The annual gathering of the Scottish Parent Teacher Council in Glasgow tomorrow will not need reminding that parents are flavour of the month - unless you are a teacher on a collision course with a behaviourally challenged pupil. Helen Liddell, Labour's education spokesman, will none the less dutifully issue such a reminder when she addresses the conference. It was, after all, the emphasis on "valuing parents" and "breaking down the barriers" in the party's policy document, Every Child is Special, which sowed the seeds of some suspicion among teachers that Labour was not exactly extending to them its traditional affection.

Complaints from teachers' leaders about what they saw as Mrs Liddell's obsession with failing teachers and failing schools have tended to obscure one rather confused aspect of Labour's proposals which she may want to take the opportunity to clarify. Although the party's document has a commendably positive emphasis on classroom-based involvement of parents in schools, it is much less clear about the future of school boards. The policy paper rejects school boards as a "dismal failure" yet goes on to recreate them in the shape of "a commission for each school".

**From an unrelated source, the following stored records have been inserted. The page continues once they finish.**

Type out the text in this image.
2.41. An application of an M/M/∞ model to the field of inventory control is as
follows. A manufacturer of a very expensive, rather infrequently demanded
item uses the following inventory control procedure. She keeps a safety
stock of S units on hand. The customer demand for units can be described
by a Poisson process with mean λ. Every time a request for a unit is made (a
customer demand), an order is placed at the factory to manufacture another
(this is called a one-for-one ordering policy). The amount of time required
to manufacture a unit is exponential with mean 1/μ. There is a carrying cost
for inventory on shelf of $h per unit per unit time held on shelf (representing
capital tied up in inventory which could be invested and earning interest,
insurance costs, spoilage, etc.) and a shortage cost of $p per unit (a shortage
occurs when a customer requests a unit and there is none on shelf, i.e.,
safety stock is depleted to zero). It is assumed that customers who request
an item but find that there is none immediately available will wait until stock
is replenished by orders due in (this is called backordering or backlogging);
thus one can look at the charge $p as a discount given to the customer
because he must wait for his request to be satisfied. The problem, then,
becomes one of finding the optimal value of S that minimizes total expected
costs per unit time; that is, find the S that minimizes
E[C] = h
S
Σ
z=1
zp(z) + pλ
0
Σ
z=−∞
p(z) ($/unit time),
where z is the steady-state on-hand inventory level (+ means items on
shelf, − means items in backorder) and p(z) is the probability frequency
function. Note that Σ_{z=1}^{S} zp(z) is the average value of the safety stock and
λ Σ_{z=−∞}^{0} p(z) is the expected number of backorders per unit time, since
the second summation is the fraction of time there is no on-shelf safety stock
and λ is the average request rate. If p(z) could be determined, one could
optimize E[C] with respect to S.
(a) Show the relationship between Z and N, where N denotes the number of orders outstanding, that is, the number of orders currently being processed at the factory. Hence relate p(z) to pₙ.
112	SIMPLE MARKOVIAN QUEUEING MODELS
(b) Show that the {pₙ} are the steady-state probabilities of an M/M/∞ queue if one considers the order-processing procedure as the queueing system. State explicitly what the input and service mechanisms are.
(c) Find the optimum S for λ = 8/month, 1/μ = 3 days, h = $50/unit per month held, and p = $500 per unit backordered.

This may of course give the SPTC something it has long desired: a lesser voice for parents in school management. The Government's view, of course, is that the apathetic stance of parents towards boards may not be unconnected with those self-same lack of powers. If it's just a toothless talking shop, why bother?

The assumption that bodies with teeth are any more successful, however, is challenged from south of the border this week. Not only has Birmingham 5,000 governor vacancies, but an official report states bluntly (TESS2, page 22): "Greater clarity about the role of governors in a range of school management issues is needed before governors will be equipped to participate in a fully informed way in such decision-making processes."

This was a specific reference by OFSTED to governors' powers to set pay levels for heads and deputies. But the report also concludes that many governors are uneasy about their responsibilities, see their role as supporting the school, rely frequently on the headteacher, and are not rushing to take their seats particularly in schools serving disadvantaged areas. Where have we heard all this before?

Labour in Scotland will have to consider putting some flesh on the skeletal school boards, redesigning the teeth of governing bodies, or going back to the drawing board. There is no doubt the best of the boards have opened up schools, sometimes firing bullets on behalf of headteachers. But neither Scotland nor England yet appears to have found the elusive formula.